A conversation with Frost Art FIU donor Alfred Allan Lewis

June 25, 2020 at 9:15am

Alfred Allan Lewis recently gifted a collection of malachite objects to Frost Art FIU on behalf of himself and his late husband, Ralph Lutrin. The couple spent years acquiring pieces while traveling around the globe, and Lewis chose the academic museum to display unique treasures.

The couple met in 1969 on the Queen Elizabeth II before it set sail for Europe. Lutrin was traveling on the vessel; Lewis was attending a party aboard the ship before it left dock. The pair quickly learned that they shared a passion for theatre, music, dance and the visual arts and their shared interests led to a dynamic life together, which included traveling and collecting malachite objects.

A former lieutenant in the Navy during World War II, Lutrin graduated Phi Beta Kappa from St. Lawrence University and later received a graduate degree in social work from Fordham University. He worked for his family’s confectionary business, Louis Sherry, before selling it in 1962. His dynamic career also included the management of Wally Findlay’s—a noted art gallerist—first gallery in New York; he served as a noted lecturer and advisor to Fortune 500 companies on the issues of retirement and outplacement.

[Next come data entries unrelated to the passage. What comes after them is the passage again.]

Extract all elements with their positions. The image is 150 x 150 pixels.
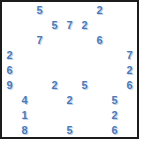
cell-r4c5[interactable] (62, 47, 78, 63)
cell-r1c8[interactable] (107, 2, 123, 18)
cell-r8c7[interactable] (92, 107, 108, 123)
cell-r4c4[interactable] (47, 47, 63, 63)
cell-r2c1[interactable] (2, 17, 18, 33)
sudoku-page: 52572762762925642512856 (0, 0, 150, 150)
cell-r7c8[interactable]: 5 (107, 92, 123, 108)
cell-r8c9[interactable] (122, 107, 137, 123)
cell-r4c9[interactable]: 7 (122, 47, 137, 63)
cell-r9c4[interactable] (47, 122, 63, 137)
cell-r4c7[interactable] (92, 47, 108, 63)
cell-r8c2[interactable]: 1 (17, 107, 33, 123)
cell-r8c8[interactable]: 2 (107, 107, 123, 123)
cell-r9c9[interactable] (122, 122, 137, 137)
cell-r5c2[interactable] (17, 62, 33, 78)
cell-r7c9[interactable] (122, 92, 137, 108)
cell-r7c2[interactable]: 4 (17, 92, 33, 108)
cell-r1c4[interactable] (47, 2, 63, 18)
cell-r7c1[interactable] (2, 92, 18, 108)
cell-r5c1[interactable]: 6 (2, 62, 18, 78)
cell-r4c2[interactable] (17, 47, 33, 63)
cell-r1c1[interactable] (2, 2, 18, 18)
cell-r2c7[interactable] (92, 17, 108, 33)
cell-r5c9[interactable]: 2 (122, 62, 137, 78)
cell-r9c2[interactable]: 8 (17, 122, 33, 137)
cell-r2c2[interactable] (17, 17, 33, 33)
cell-r5c8[interactable] (107, 62, 123, 78)
cell-r1c5[interactable] (62, 2, 78, 18)
cell-r8c4[interactable] (47, 107, 63, 123)
cell-r5c7[interactable] (92, 62, 108, 78)
cell-r5c4[interactable] (47, 62, 63, 78)
cell-r5c5[interactable] (62, 62, 78, 78)
cell-r2c9[interactable] (122, 17, 137, 33)
cell-r9c5[interactable]: 5 (62, 122, 78, 137)
cell-r9c8[interactable]: 6 (107, 122, 123, 137)
cell-r8c1[interactable] (2, 107, 18, 123)
cell-r1c2[interactable] (17, 2, 33, 18)
cell-r2c4[interactable]: 5 (47, 17, 63, 33)
cell-r4c8[interactable] (107, 47, 123, 63)
sudoku-board: 52572762762925642512856 (0, 0, 139, 139)
cell-r7c4[interactable] (47, 92, 63, 108)
cell-r2c5[interactable]: 7 (62, 17, 78, 33)
cell-r1c9[interactable] (122, 2, 137, 18)
cell-r2c8[interactable] (107, 17, 123, 33)
cell-r1c7[interactable]: 2 (92, 2, 108, 18)
cell-r8c5[interactable] (62, 107, 78, 123)
cell-r9c7[interactable] (92, 122, 108, 137)
cell-r4c1[interactable]: 2 (2, 47, 18, 63)
cell-r7c5[interactable]: 2 (62, 92, 78, 108)
cell-r7c7[interactable] (92, 92, 108, 108)
cell-r9c1[interactable] (2, 122, 18, 137)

Lewis’ professional career was equally as impressive. He graduated from New York University in 1950 and is the recipient of numerous fellowships and awards, notably a Peabody nomination for his NBC “Tribute to Eugene O’Neil.” He has written books, plays and scripts for television. His books include: Three Out of Four Wives: Widowhood in America;The Evidence Never Lies: The Casebook of a Modern Sherlock Holmes; and Ladies and Not So Gentle Women. Performances of his plays featured Claudette Colbert and Anne Barter, and he has written television scripts for “Edge of Night,” “Dark Shadows,” “The Doctors,” and CBS Playhouse.

In 1990, the dynamic duo moved to Miami Beach, where Lutrin became the president of the Audrey Love Charitable Foundation, and both became actively involved in the Miami arts community. Forty-three years after initially meeting on that European cruise, and following decades of adventures as a couple, Lutrin and Lewis married in 2012.malachite-.jpg

We recently chatted with Lewis about his generous malachite gift, his impressive career and his dynamic life with Lutrin:

Tell me how your interest in Malachite began.

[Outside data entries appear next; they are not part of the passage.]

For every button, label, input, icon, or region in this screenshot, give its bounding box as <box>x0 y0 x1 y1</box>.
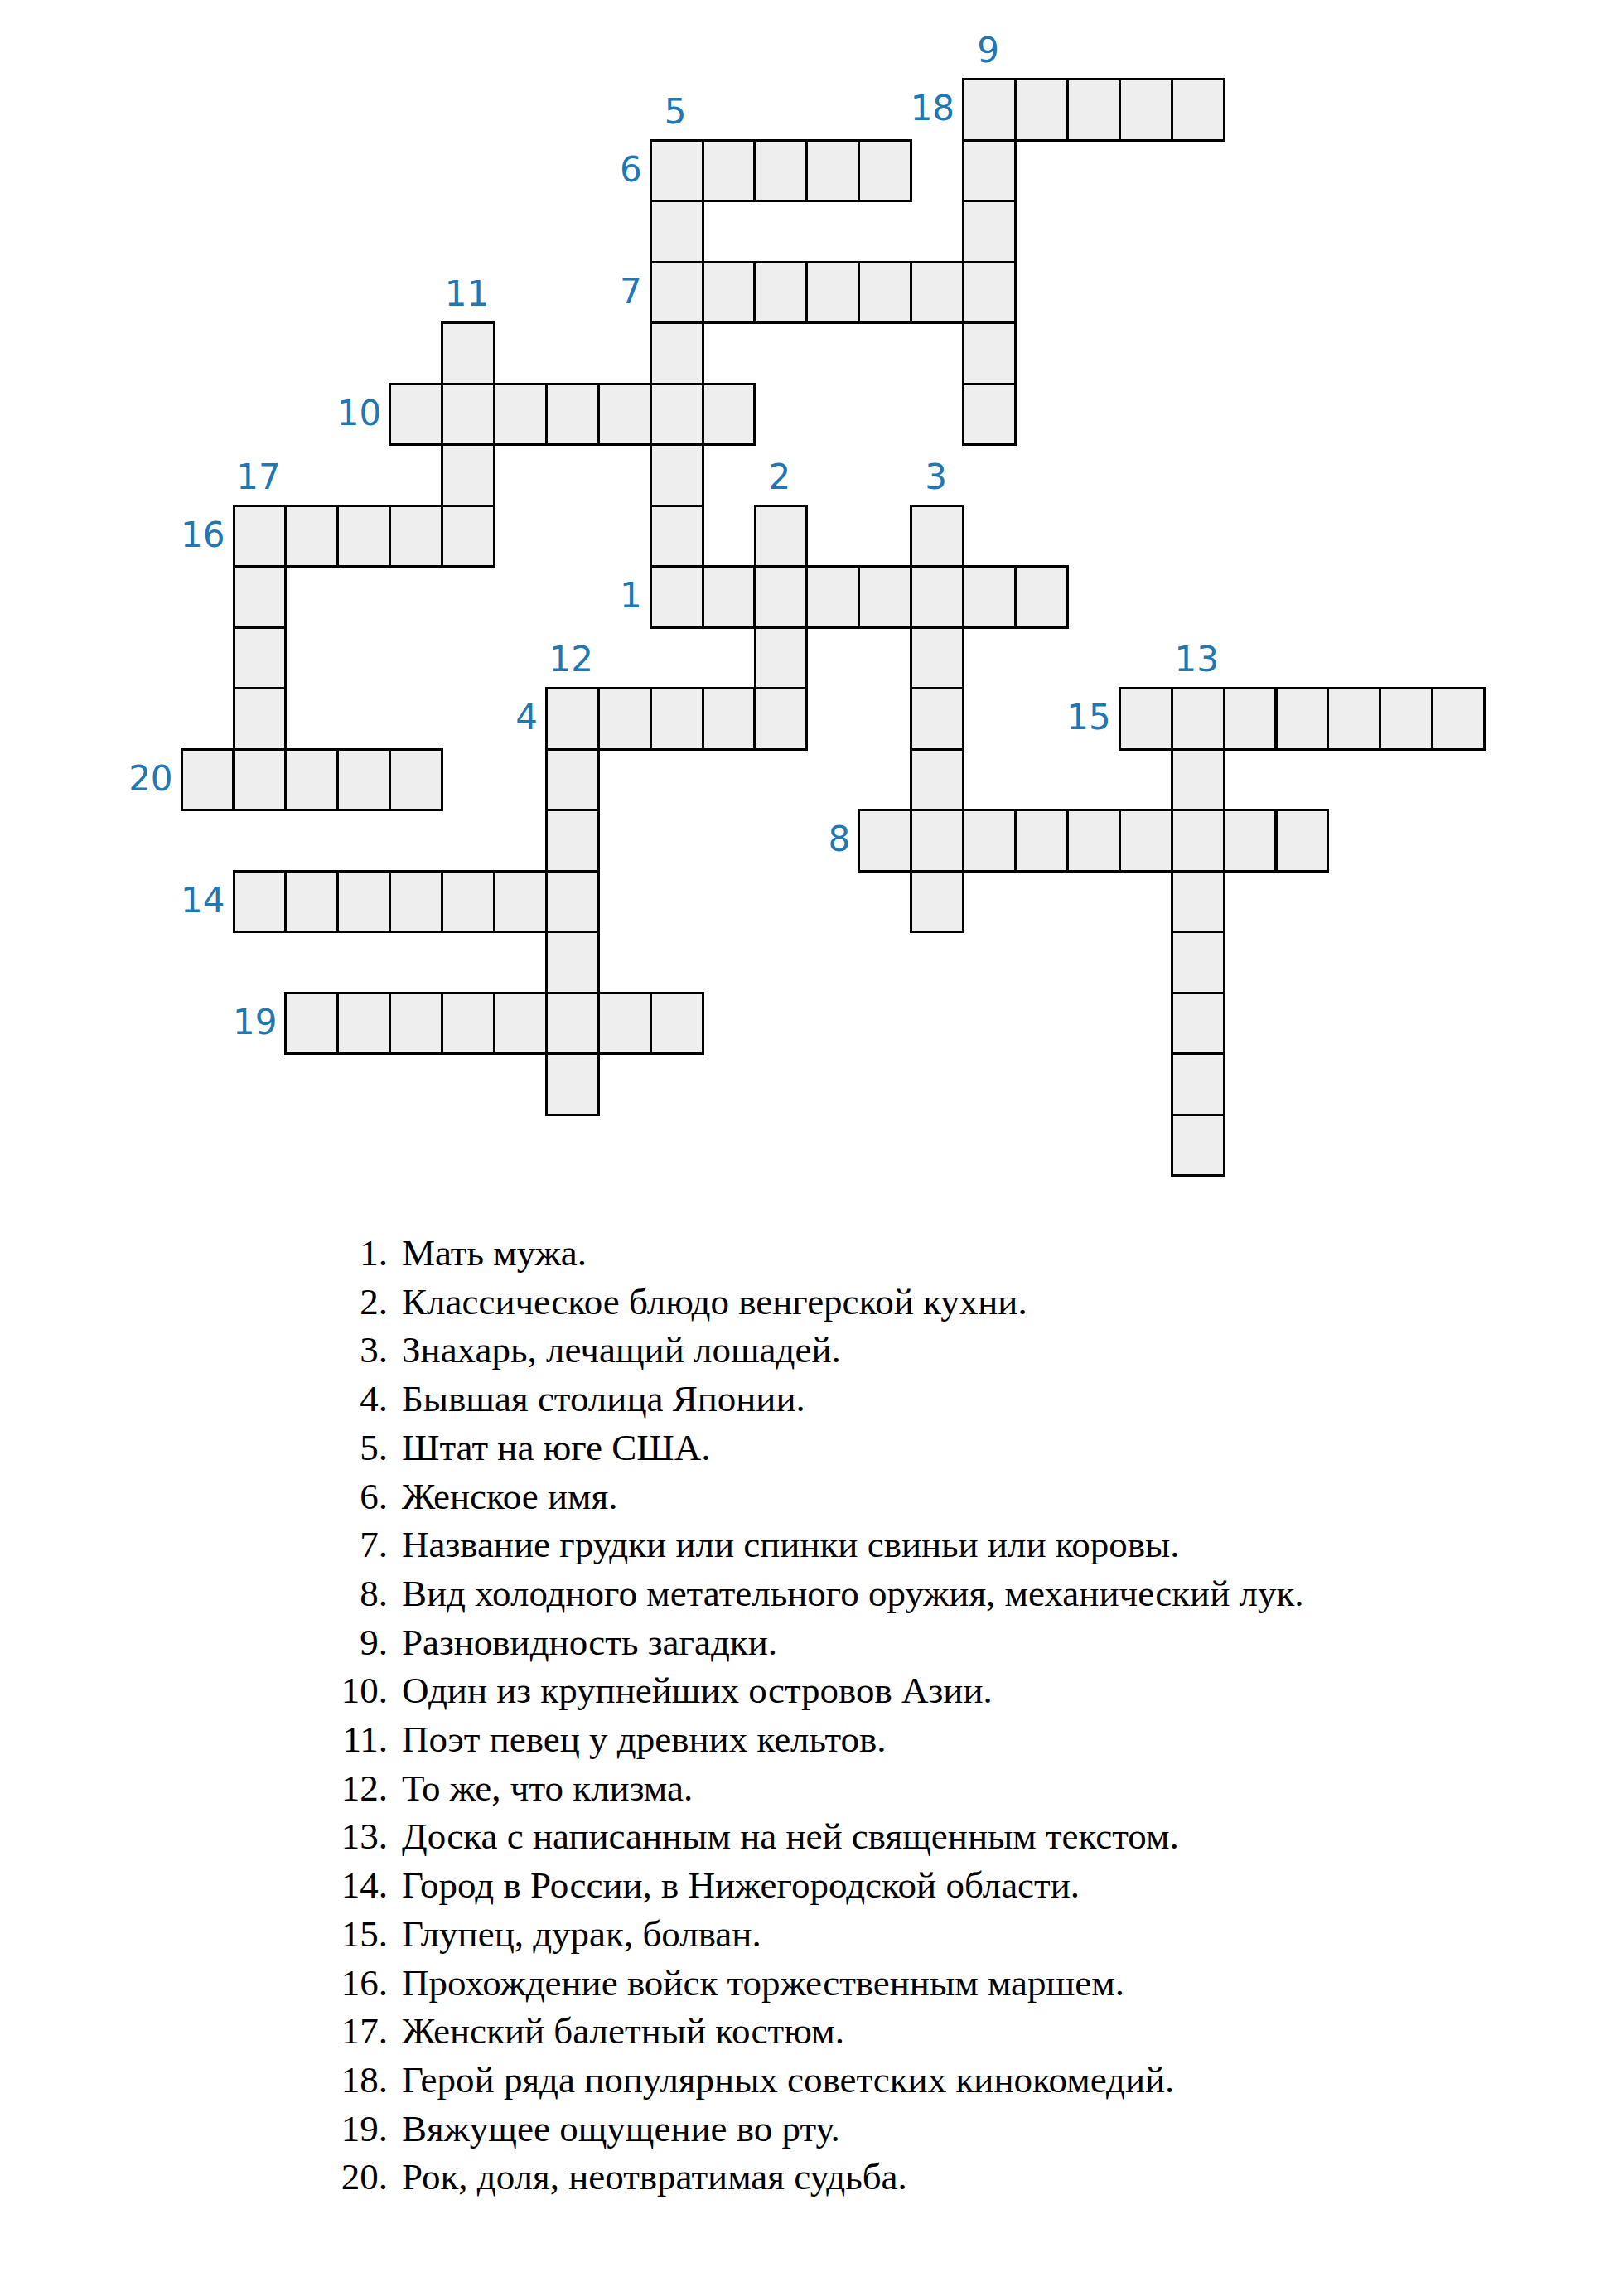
cell-r1-c13[interactable] <box>858 139 912 203</box>
cell-r11-c3[interactable] <box>336 748 391 812</box>
word-label-1-across: 1 <box>526 578 642 613</box>
clue-number-13: 13. <box>0 1812 388 1861</box>
cell-r5-c15[interactable] <box>962 383 1017 447</box>
cell-r13-c14[interactable] <box>910 870 964 934</box>
word-label-8-across: 8 <box>734 822 850 857</box>
cell-r17-c19[interactable] <box>1171 1114 1225 1177</box>
word-label-11-down: 11 <box>409 277 525 312</box>
cell-r12-c14[interactable] <box>910 809 964 873</box>
clue-item-7: 7.Название грудки или спинки свиньи или … <box>0 1520 1450 1569</box>
clue-number-18: 18. <box>0 2056 388 2105</box>
cell-r8-c14[interactable] <box>910 565 964 629</box>
clue-item-2: 2.Классическое блюдо венгерской кухни. <box>0 1278 1450 1327</box>
cell-r13-c3[interactable] <box>336 870 391 934</box>
word-label-4-across: 4 <box>422 700 538 735</box>
clue-text-6: Женское имя. <box>388 1472 617 1521</box>
clue-number-5: 5. <box>0 1424 388 1472</box>
clue-item-16: 16.Прохождение войск торжественным марше… <box>0 1959 1450 2008</box>
cell-r0-c17[interactable] <box>1066 78 1121 142</box>
cell-r5-c7[interactable] <box>545 383 600 447</box>
clue-number-7: 7. <box>0 1520 388 1569</box>
cell-r10-c10[interactable] <box>702 687 756 751</box>
cell-r15-c3[interactable] <box>336 992 391 1056</box>
cell-r10-c11[interactable] <box>754 687 809 751</box>
clue-item-18: 18.Герой ряда популярных советских кинок… <box>0 2056 1450 2105</box>
cell-r16-c19[interactable] <box>1171 1052 1225 1116</box>
clue-text-2: Классическое блюдо венгерской кухни. <box>388 1278 1027 1327</box>
cell-r3-c13[interactable] <box>858 261 912 325</box>
cell-r0-c16[interactable] <box>1014 78 1069 142</box>
clue-item-10: 10.Один из крупнейших островов Азии. <box>0 1666 1450 1715</box>
cell-r9-c1[interactable] <box>233 626 288 690</box>
cell-r13-c7[interactable] <box>545 870 600 934</box>
cell-r5-c6[interactable] <box>493 383 548 447</box>
cell-r4-c9[interactable] <box>650 321 704 385</box>
cell-r10-c8[interactable] <box>597 687 652 751</box>
clue-text-8: Вид холодного метательного оружия, механ… <box>388 1569 1304 1618</box>
cell-r5-c9[interactable] <box>650 383 704 447</box>
cell-r12-c13[interactable] <box>858 809 912 873</box>
cell-r8-c12[interactable] <box>805 565 860 629</box>
word-label-14-across: 14 <box>109 883 225 918</box>
clue-item-15: 15.Глупец, дурак, болван. <box>0 1910 1450 1959</box>
cell-r10-c22[interactable] <box>1327 687 1381 751</box>
clue-item-19: 19.Вяжущее ощущение во рту. <box>0 2105 1450 2154</box>
word-label-17-down: 17 <box>201 460 317 495</box>
word-label-18-across: 18 <box>839 91 955 126</box>
clue-text-5: Штат на юге США. <box>388 1424 711 1472</box>
cell-r16-c7[interactable] <box>545 1052 600 1116</box>
cell-r3-c11[interactable] <box>754 261 809 325</box>
cell-r11-c14[interactable] <box>910 748 964 812</box>
clue-text-19: Вяжущее ощущение во рту. <box>388 2105 840 2154</box>
cell-r11-c7[interactable] <box>545 748 600 812</box>
cell-r15-c5[interactable] <box>441 992 495 1056</box>
cell-r14-c19[interactable] <box>1171 931 1225 994</box>
cell-r12-c15[interactable] <box>962 809 1017 873</box>
cell-r8-c13[interactable] <box>858 565 912 629</box>
cell-r12-c21[interactable] <box>1275 809 1330 873</box>
clue-item-13: 13.Доска с написанным на ней священным т… <box>0 1812 1450 1861</box>
cell-r13-c5[interactable] <box>441 870 495 934</box>
cell-r0-c15[interactable] <box>962 78 1017 142</box>
cell-r12-c20[interactable] <box>1223 809 1278 873</box>
word-label-16-across: 16 <box>109 518 225 553</box>
cell-r10-c24[interactable] <box>1431 687 1486 751</box>
clue-number-11: 11. <box>0 1715 388 1764</box>
cell-r10-c21[interactable] <box>1275 687 1330 751</box>
cell-r10-c20[interactable] <box>1223 687 1278 751</box>
cell-r9-c11[interactable] <box>754 626 809 690</box>
clue-text-9: Разновидность загадки. <box>388 1618 777 1667</box>
cell-r1-c11[interactable] <box>754 139 809 203</box>
cell-r15-c19[interactable] <box>1171 992 1225 1056</box>
cell-r13-c4[interactable] <box>389 870 443 934</box>
clue-item-14: 14.Город в России, в Нижегородской облас… <box>0 1861 1450 1910</box>
clue-text-7: Название грудки или спинки свиньи или ко… <box>388 1520 1180 1569</box>
clue-number-9: 9. <box>0 1618 388 1667</box>
cell-r5-c4[interactable] <box>389 383 443 447</box>
cell-r11-c4[interactable] <box>389 748 443 812</box>
cell-r7-c5[interactable] <box>441 505 495 568</box>
clue-number-19: 19. <box>0 2105 388 2154</box>
cell-r3-c10[interactable] <box>702 261 756 325</box>
clue-number-16: 16. <box>0 1959 388 2008</box>
clue-item-5: 5.Штат на юге США. <box>0 1424 1450 1472</box>
cell-r8-c15[interactable] <box>962 565 1017 629</box>
cell-r11-c2[interactable] <box>284 748 339 812</box>
clue-number-12: 12. <box>0 1764 388 1813</box>
clue-text-14: Город в России, в Нижегородской области. <box>388 1861 1080 1910</box>
word-label-5-down: 5 <box>617 94 733 129</box>
cell-r15-c8[interactable] <box>597 992 652 1056</box>
cell-r8-c9[interactable] <box>650 565 704 629</box>
clue-number-8: 8. <box>0 1569 388 1618</box>
word-label-13-down: 13 <box>1138 642 1254 677</box>
clue-number-3: 3. <box>0 1326 388 1375</box>
clue-text-16: Прохождение войск торжественным маршем. <box>388 1959 1124 2008</box>
cell-r13-c2[interactable] <box>284 870 339 934</box>
clue-item-17: 17.Женский балетный костюм. <box>0 2007 1450 2056</box>
cell-r11-c19[interactable] <box>1171 748 1225 812</box>
cell-r2-c15[interactable] <box>962 200 1017 263</box>
cell-r5-c8[interactable] <box>597 383 652 447</box>
cell-r12-c18[interactable] <box>1119 809 1173 873</box>
cell-r3-c12[interactable] <box>805 261 860 325</box>
word-label-19-across: 19 <box>161 1005 277 1040</box>
cell-r1-c9[interactable] <box>650 139 704 203</box>
clue-number-4: 4. <box>0 1375 388 1424</box>
cell-r15-c7[interactable] <box>545 992 600 1056</box>
clue-number-6: 6. <box>0 1472 388 1521</box>
cell-r0-c18[interactable] <box>1119 78 1173 142</box>
cell-r15-c2[interactable] <box>284 992 339 1056</box>
cell-r0-c19[interactable] <box>1171 78 1225 142</box>
cell-r5-c10[interactable] <box>702 383 756 447</box>
cell-r12-c16[interactable] <box>1014 809 1069 873</box>
cell-r7-c14[interactable] <box>910 505 964 568</box>
cell-r13-c19[interactable] <box>1171 870 1225 934</box>
cell-r7-c3[interactable] <box>336 505 391 568</box>
clue-item-4: 4.Бывшая столица Японии. <box>0 1375 1450 1424</box>
cell-r14-c7[interactable] <box>545 931 600 994</box>
word-label-7-across: 7 <box>526 274 642 309</box>
page: 1234567891011121314151617181920 1.Мать м… <box>0 0 1624 2277</box>
clue-item-9: 9.Разновидность загадки. <box>0 1618 1450 1667</box>
clue-text-11: Поэт певец у древних кельтов. <box>388 1715 886 1764</box>
cell-r10-c18[interactable] <box>1119 687 1173 751</box>
cell-r7-c2[interactable] <box>284 505 339 568</box>
clue-item-6: 6.Женское имя. <box>0 1472 1450 1521</box>
cell-r12-c7[interactable] <box>545 809 600 873</box>
clue-text-1: Мать мужа. <box>388 1229 587 1278</box>
clue-text-13: Доска с написанным на ней священным текс… <box>388 1812 1179 1861</box>
cell-r7-c9[interactable] <box>650 505 704 568</box>
clue-text-15: Глупец, дурак, болван. <box>388 1910 761 1959</box>
clue-text-10: Один из крупнейших островов Азии. <box>388 1666 993 1715</box>
clue-text-12: То же, что клизма. <box>388 1764 693 1813</box>
cell-r10-c1[interactable] <box>233 687 288 751</box>
word-label-20-across: 20 <box>57 761 173 796</box>
cell-r9-c14[interactable] <box>910 626 964 690</box>
cell-r3-c15[interactable] <box>962 261 1017 325</box>
clue-number-20: 20. <box>0 2153 388 2202</box>
cell-r10-c7[interactable] <box>545 687 600 751</box>
cell-r8-c10[interactable] <box>702 565 756 629</box>
clue-number-14: 14. <box>0 1861 388 1910</box>
clue-number-17: 17. <box>0 2007 388 2056</box>
clue-item-11: 11.Поэт певец у древних кельтов. <box>0 1715 1450 1764</box>
clue-item-20: 20.Рок, доля, неотвратимая судьба. <box>0 2153 1450 2202</box>
word-label-15-across: 15 <box>995 700 1111 735</box>
clue-text-4: Бывшая столица Японии. <box>388 1375 805 1424</box>
cell-r8-c1[interactable] <box>233 565 288 629</box>
cell-r12-c19[interactable] <box>1171 809 1225 873</box>
cell-r10-c19[interactable] <box>1171 687 1225 751</box>
cell-r1-c12[interactable] <box>805 139 860 203</box>
cell-r8-c11[interactable] <box>754 565 809 629</box>
cell-r10-c14[interactable] <box>910 687 964 751</box>
cell-r15-c6[interactable] <box>493 992 548 1056</box>
clue-number-10: 10. <box>0 1666 388 1715</box>
cell-r10-c23[interactable] <box>1379 687 1433 751</box>
clue-number-2: 2. <box>0 1278 388 1327</box>
clue-number-15: 15. <box>0 1910 388 1959</box>
cell-r15-c9[interactable] <box>650 992 704 1056</box>
cell-r1-c15[interactable] <box>962 139 1017 203</box>
clue-text-17: Женский балетный костюм. <box>388 2007 844 2056</box>
cell-r1-c10[interactable] <box>702 139 756 203</box>
clue-list: 1.Мать мужа.2.Классическое блюдо венгерс… <box>0 1229 1450 2202</box>
cell-r8-c16[interactable] <box>1014 565 1069 629</box>
cell-r13-c1[interactable] <box>233 870 288 934</box>
cell-r6-c5[interactable] <box>441 443 495 507</box>
cell-r5-c5[interactable] <box>441 383 495 447</box>
clue-text-20: Рок, доля, неотвратимая судьба. <box>388 2153 907 2202</box>
clue-number-1: 1. <box>0 1229 388 1278</box>
word-label-6-across: 6 <box>526 152 642 187</box>
cell-r10-c9[interactable] <box>650 687 704 751</box>
clue-item-12: 12.То же, что клизма. <box>0 1764 1450 1813</box>
cell-r4-c15[interactable] <box>962 321 1017 385</box>
cell-r2-c9[interactable] <box>650 200 704 263</box>
word-label-9-down: 9 <box>930 33 1046 68</box>
clue-item-8: 8.Вид холодного метательного оружия, мех… <box>0 1569 1450 1618</box>
cell-r6-c9[interactable] <box>650 443 704 507</box>
word-label-3-down: 3 <box>878 460 994 495</box>
clue-item-1: 1.Мать мужа. <box>0 1229 1450 1278</box>
word-label-12-down: 12 <box>513 642 629 677</box>
cell-r11-c0[interactable] <box>181 748 235 812</box>
cell-r7-c4[interactable] <box>389 505 443 568</box>
cell-r3-c9[interactable] <box>650 261 704 325</box>
cell-r7-c11[interactable] <box>754 505 809 568</box>
cell-r3-c14[interactable] <box>910 261 964 325</box>
clue-item-3: 3.Знахарь, лечащий лошадей. <box>0 1326 1450 1375</box>
clue-text-3: Знахарь, лечащий лошадей. <box>388 1326 841 1375</box>
cell-r11-c1[interactable] <box>233 748 288 812</box>
word-label-2-down: 2 <box>722 460 838 495</box>
word-label-10-across: 10 <box>265 396 381 431</box>
cell-r12-c17[interactable] <box>1066 809 1121 873</box>
cell-r7-c1[interactable] <box>233 505 288 568</box>
cell-r15-c4[interactable] <box>389 992 443 1056</box>
clue-text-18: Герой ряда популярных советских кинокоме… <box>388 2056 1174 2105</box>
cell-r13-c6[interactable] <box>493 870 548 934</box>
cell-r4-c5[interactable] <box>441 321 495 385</box>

Ralph saw malachite while traveling in Russia and began collecting it. He went to St. Petersburg, Russia…in the Great Palace, there is a room of malachite, and he loved it. So, we began to buy malachite when we saw it, when we traveled… London or Paris or wherever. We’d see malachite in the shop, and we would buy it. It wasn't a planned thing; it just happened that way. It has a look we both loved.

Why is FROST ART FIU an important Miami institution you’ve chosen to support?

When Ralph passed away, I was intent on having our beautiful collection displayed. Not many people know about malachite and what it is made of. 

I also have a Diego Rivera and a couple of other things that will all go to the Frost Museum. I told Jordana [Pomeroy, the museum's director] about the malachite ,and she came up with a room for it and I said yes. I was relieved.

You’ve had such an incredible writing career. What was the most memorable part of your career?

The most memorable part of my career was my private life! (he laughed) I write a lot of plays and books and television and that was good. I had a nice career. I was not ever a great writer—I was a writer that always had publishers that wanted to give me assignments to do things. I made a lot of money and had a good time.

When I reached the point when there were things I wanted to write, there was no longer an interest and the publishing business was falling apart. I wasn't about to write something for the joy of it that I might not see to finish....I never thought of it as something of great importance, I had a good time with it and that’s it.  

I don’t think of writing as the be-all and end-all. I know a lot of writers— famous ones, too—and they all have this need to tell you how important the work they are doing is and that’s just boring. I am not about to blow my own horn.

Along with art what are some other community organizations you support?

SAGE is a national organization that is dedicated to helping gay people in need. There are so many gay people who often have families who are either deceased or who have stopped speaking to them. I want my money to go to help the older gay community.

You and your late husband have had quite a beautiful love story. How do you honor his memory in ways large and small?

I remember him every day. There are reminiscences and memories—souvenirs of his life that are everywhere. What we did for each other, is that we made our lives possible. We had some disputes, but not many considering how long we were together—and not so important that anyone was packing suitcases! We had a very lovely life. We know so many people, toured many places, lived long periods in London—my favorite of all cities.

Is there a piece of advice you would give young gay people today? 

To be honest, simply never deny who you are. I think they [young people] must educate their families not to be brokenhearted by a thing that they can’t change and that gives them happiness.  

When I was in the Korean War, when I was given my physical, I simply told them that I was a homosexual. If they wanted me to go into the army, OK; but they should know the circumstances. They didn't want that. And I didn't mind that at all. When we had the draft, my draft card said “status undetermined,” which meant I wasn't going to the war. I knew my status was determined but they couldn't take it. My other gay friends thought I was crazy for telling them. 

The most important thing is to always be honest.